Setting the Price > Step 1: Selecting the Pricing Objective
The company first decides where it wants to position its market offering. The clearer a firm's objectives, the easier it is to set price.
The five major objectives are:
(a) Survival -
Companies pursue survival as their major objective when they are plagued with overcapacity, intense competition, or changing consumer wants. Survival is a short-run objective.
(b) Maximum Current Profit -
Many companies try to set a price that will maximise current profits. They estimate the demand and costs associated with alternative prices and choose the price that produces maximum current profit, cash flow, or rate of return on investment.
(c) Maximum Market Share -
Some companies want to maximise their market share. The following conditions favour setting a low price:
(i) The market is highly price-sensitive, and a low price stimulates market growth.
(ii) Production and distribution costs fall with accumulated production experience.
(iii) A low price discourages actual and potential competition.
(d) Maximum Market Skimming - Companies unveiling a new technology favour setting high prices to maximise market skimming. This is also called market-skimming pricing, where prices start high and are slowly lowered over time. Market skimming makes sense under the following conditions:
(i) A sufficient number of buyers have a high current demand.

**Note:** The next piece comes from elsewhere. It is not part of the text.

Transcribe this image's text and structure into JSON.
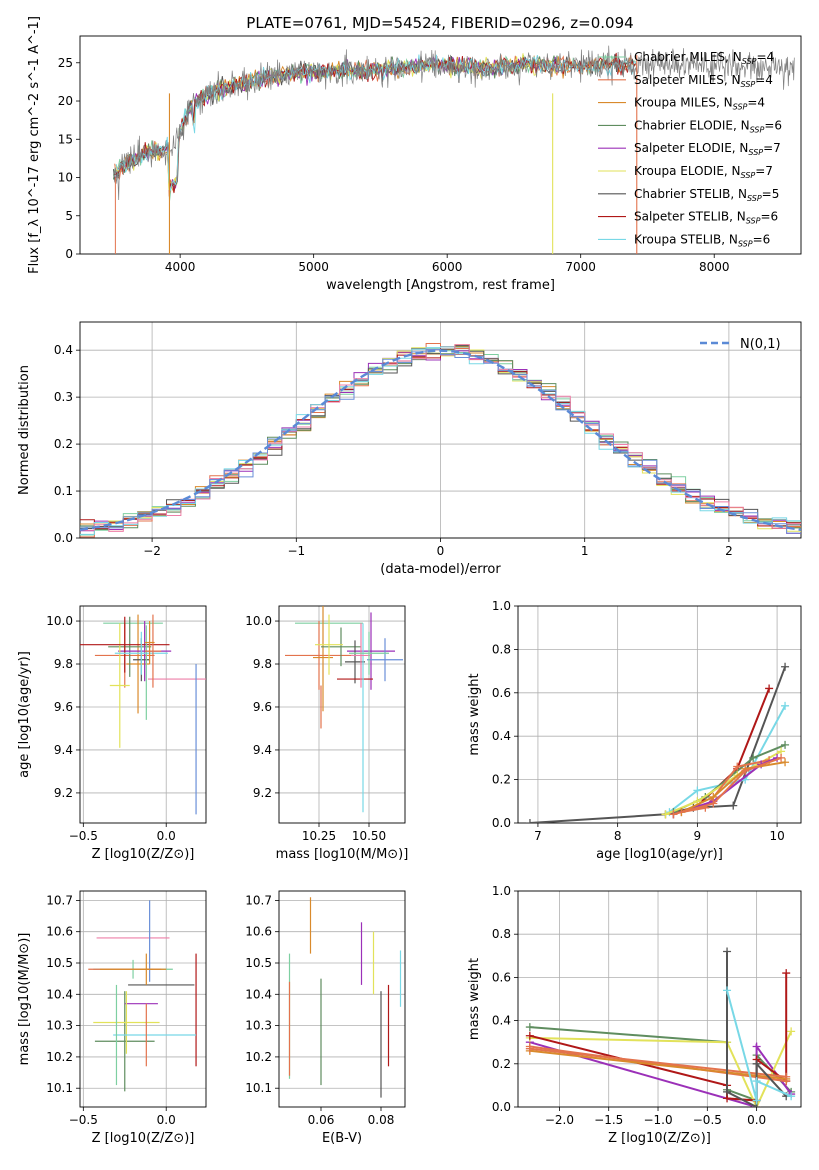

(ii) The unit costs of producing a small volume are not so high that they cancel the advantage of charging what the traffic will bear.
(iii) The high initial price does not attract more competitors to the market.
(iv) The high price communicates the image of a superior product.
(e) Product-Quality Leadership -
A company might aim to be the product quality leader in the market. Many brands strive to be affordable luxuries‰·products or services characterised by high levels of perceived quality, taste, and status with a price just high enough not to be out of consumer's reach.
(f) Other Objectives -
Non-profit and public organisations may have other pricing objectives. Whatever the specific objective, businesses that use price as a strategic tool will profit more than those who simply let costs or the market determine their pricing.